Dying To Be With Sylvie 

Copyright Alan Willoughby 2015 

The old man ate his lunch in silence, largely oblivious to the people
surrounding him, as they were of him.  Nowadays his life was very much 
lived in the past.  Remembering all those joys and fears of his youth, 
the loves he loved and the loves he lost, recalling the names and faces 
as though it all happened only yesterday. 

“Come along, dear,” said the kindly voice in his ear, “Let's get you
into the lounge where you can socialize with the others.  Maybe you'd 
like a game of cards or something, do you think?” 

Her name badge said she was ‘Debra'.  Funny, he thought, I always
recalled Deborah as having an ‘o' and an ‘h' in it.  How things change. 
 He let her help him from his chair and leant heavily on her arm which 
supported him as he limped on sore and stiffened joints to his 
favourite chair by the window in the lounge. 

“Thank you, sweetheart,” he sighed as he sank into the comfortable
chair.  “I think I'll just sit for a while; maybe have a game later 
on.” 

“That's fine.  Now you be good and don't go running away anywhere,” she
chided jokingly. 

He replied with a smile, gazing into the beautiful blue-green eyes that
so reminded him of his Sylvie.  Debra moved away to help others while 
he gazed out the window at the weak winter sunshine patterning the 
ground through the now naked branches of the trees.  How appropriate, 
he thought, a winter scene for the winter of his life. 

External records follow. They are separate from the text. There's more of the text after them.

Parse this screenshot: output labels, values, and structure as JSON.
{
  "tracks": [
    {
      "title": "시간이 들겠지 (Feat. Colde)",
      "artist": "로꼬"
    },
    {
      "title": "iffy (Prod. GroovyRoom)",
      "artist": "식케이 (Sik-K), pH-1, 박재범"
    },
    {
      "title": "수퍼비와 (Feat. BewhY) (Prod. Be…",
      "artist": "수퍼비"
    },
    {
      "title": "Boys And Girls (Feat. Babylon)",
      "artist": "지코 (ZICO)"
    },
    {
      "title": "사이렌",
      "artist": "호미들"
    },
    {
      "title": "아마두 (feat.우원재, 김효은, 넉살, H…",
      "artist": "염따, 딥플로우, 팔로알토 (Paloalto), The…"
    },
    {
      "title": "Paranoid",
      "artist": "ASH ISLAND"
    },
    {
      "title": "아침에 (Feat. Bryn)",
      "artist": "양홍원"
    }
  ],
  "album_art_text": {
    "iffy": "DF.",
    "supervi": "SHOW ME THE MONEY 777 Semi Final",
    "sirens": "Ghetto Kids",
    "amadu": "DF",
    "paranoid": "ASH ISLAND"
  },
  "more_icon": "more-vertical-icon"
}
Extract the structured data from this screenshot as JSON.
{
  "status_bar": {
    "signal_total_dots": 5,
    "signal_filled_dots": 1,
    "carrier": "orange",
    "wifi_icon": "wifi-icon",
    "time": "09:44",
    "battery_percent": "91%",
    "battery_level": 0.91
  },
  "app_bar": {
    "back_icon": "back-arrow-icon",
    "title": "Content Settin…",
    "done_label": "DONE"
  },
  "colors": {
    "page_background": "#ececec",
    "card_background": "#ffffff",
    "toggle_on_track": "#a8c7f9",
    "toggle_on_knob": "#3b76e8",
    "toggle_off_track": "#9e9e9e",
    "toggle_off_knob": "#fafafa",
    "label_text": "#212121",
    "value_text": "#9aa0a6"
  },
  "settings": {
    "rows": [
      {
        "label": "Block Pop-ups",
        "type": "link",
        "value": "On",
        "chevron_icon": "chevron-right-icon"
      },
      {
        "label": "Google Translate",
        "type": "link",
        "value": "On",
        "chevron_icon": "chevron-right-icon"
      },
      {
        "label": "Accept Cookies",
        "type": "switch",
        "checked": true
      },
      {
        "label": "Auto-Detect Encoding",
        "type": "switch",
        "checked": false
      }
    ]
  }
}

His mind drifted back to winters past, learning to ski, he and his wife,
the first one, taking their new baby to the snow in a perambulator 
fitted with skis instead of wheels; how proud they had been of her, and 
of the two sons who followed.  Proud until he returned home to a note 
saying it had all ended, ‘Don't come looking for me'. 

It had been an almost sexless marriage, completely frustrating, starting
with high hopes and an emotion mistaken for love, and ending in 
acrimony and divorce.  Best forgotten. 

He moved on to the next stage of his life, the devastation of his entire
being as he sought meaning from life after losing all those who 
mattered to him.  He thought of the friend he made, alcohol, and how he 
could lose himself in his friend's company, meaning he didn't have to 
face life alone; didn't have to face a loveless, joyless existence; 
didn't have to face his loneliness, his loss, his failure, himself. 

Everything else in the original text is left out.